Apabila terjadi sengatan listrik, hindari tindakan spontan yang justru dapat membahayakan penolong. Lakukan langkah-langkah berikut secara berurutan:

  • Jangan menyentuh korban secara langsung saat masih terhubung dengan sumber listrik
  • Segera putuskan sumber listrik jika memungkinkan
  • Gunakan alat non-konduktor (seperti kayu atau bahan isolator) untuk menjauhkan korban dari sumber listrik
  • Lakukan pertolongan pertama, seperti CPR, jika korban tidak sadar atau tidak bernapas
  • Segera hubungi tenaga medis atau layanan darurat

2) Jika Terjadi Kebakaran

Kebakaran pada sistem kelistrikan, termasuk PLTS, memerlukan penanganan khusus karena berisiko memperparah kondisi jika ditangani dengan cara yang tidak tepat.

Berikut langkah-langkah yang perlu dilakukan:

  • Gunakan alat pemadam api ringan (APAR) jenis CO₂ atau dry chemical yang aman untuk kebakaran listrik
  • Jangan menggunakan air untuk memadamkan listrik yang masih aktif karena dapat menyebabkan sengatan listrik atau memperluas kebakaran

8. Larangan dan Anjuran (Do & Don’t)

Dalam pekerjaan instalasi dan pemeliharaan PLTS, disiplin terhadap aturan keselamatan menjadi kunci utama untuk mencegah kecelakaan kerja.
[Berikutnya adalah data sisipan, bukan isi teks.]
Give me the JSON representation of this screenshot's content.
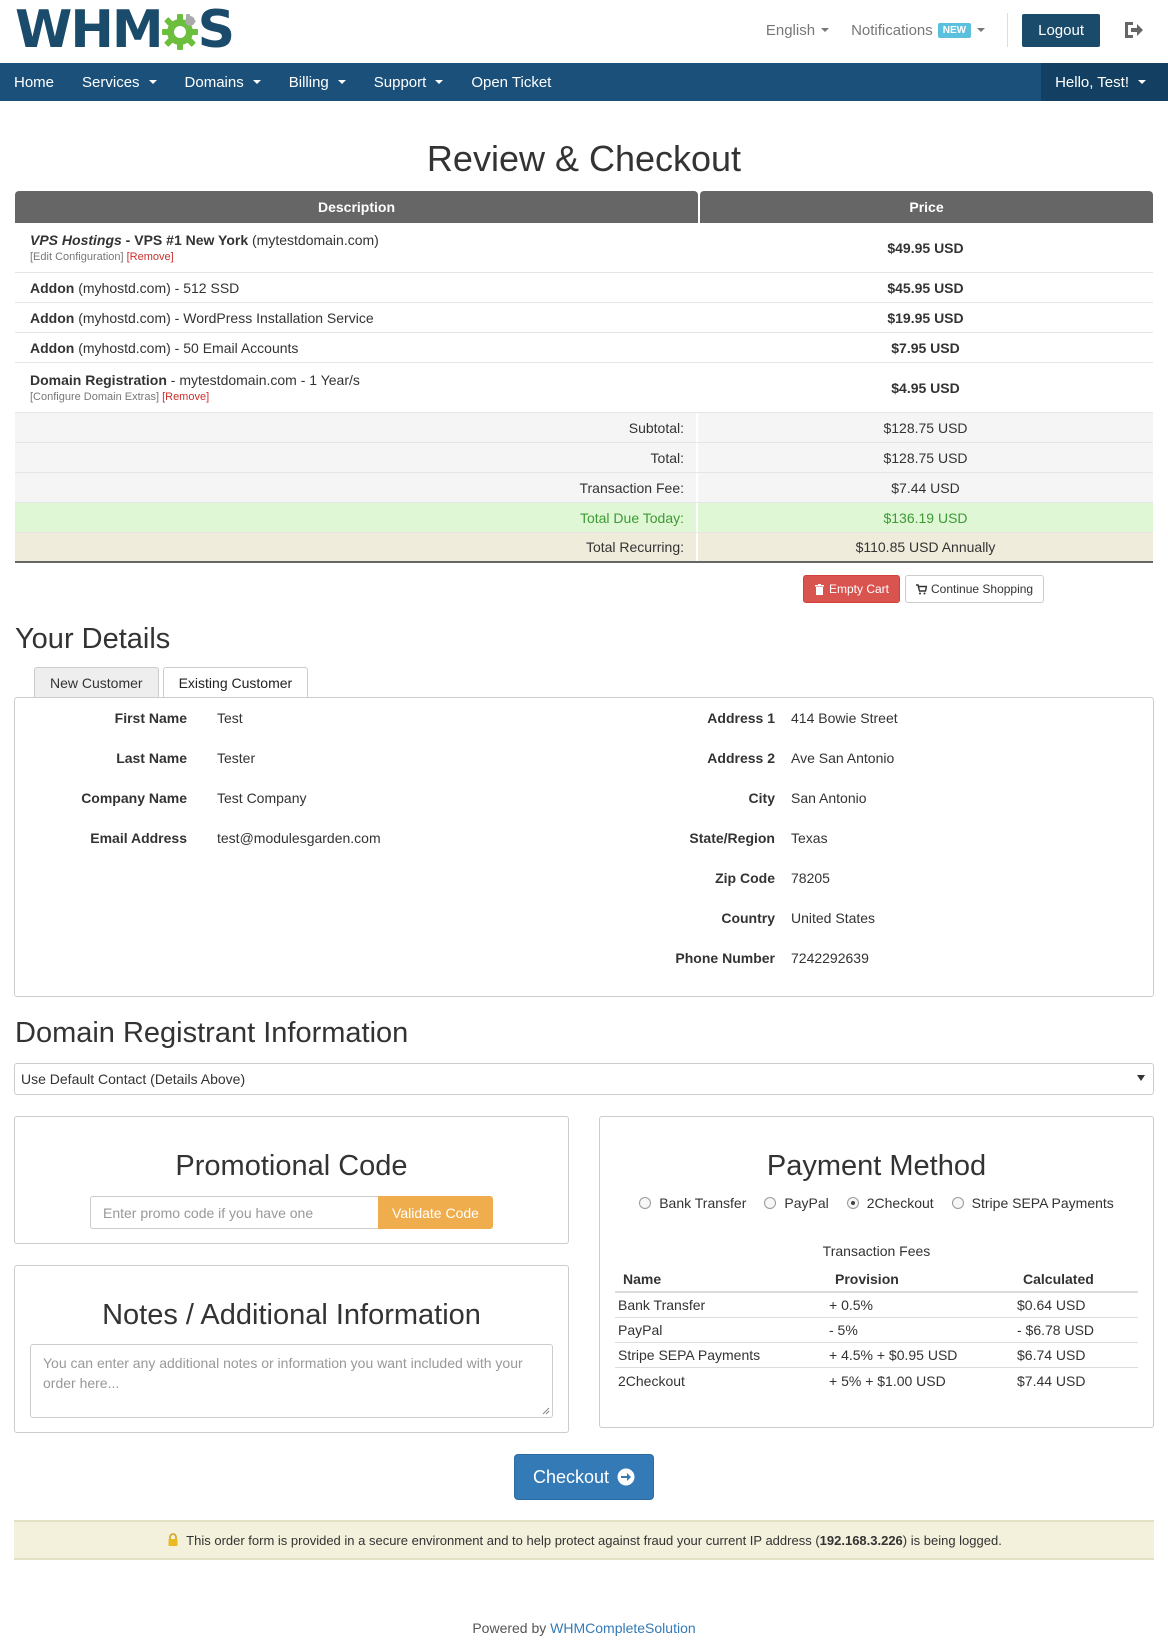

Berikut beberapa hal yang harus diperhatikan oleh setiap pekerja:

1) Hal yang Tidak Boleh Dilakukan

  • Bekerja tanpa menggunakan Alat Pelindung Diri (APD)
  • Menyentuh kabel terbuka atau bagian bertegangan
  • Mengabaikan sistem grounding
  • Bekerja dalam kondisi basah atau saat hujan

2) Hal yang Wajib Dilakukan

  • Mengikuti prosedur operasional standar (SOP) yang berlaku
  • Menggunakan alat kerja yang sesuai standar dan berinsulasi
  • Menjaga komunikasi tim tetap jelas selama pekerjaan berlangsung

Keselamatan kerja pada sistem PLTS merupakan tanggung jawab bersama yang harus dijaga oleh setiap individu dalam tim. Mengingat listrik adalah energi yang tidak terlihat namun memiliki potensi bahaya yang besar, setiap pekerjaan harus dilakukan dengan penuh kehati-hatian dan disiplin terhadap prosedur keselamatan.

Ingat, kerja cepat memang penting, tetapi kerja selamat jauh lebih utama.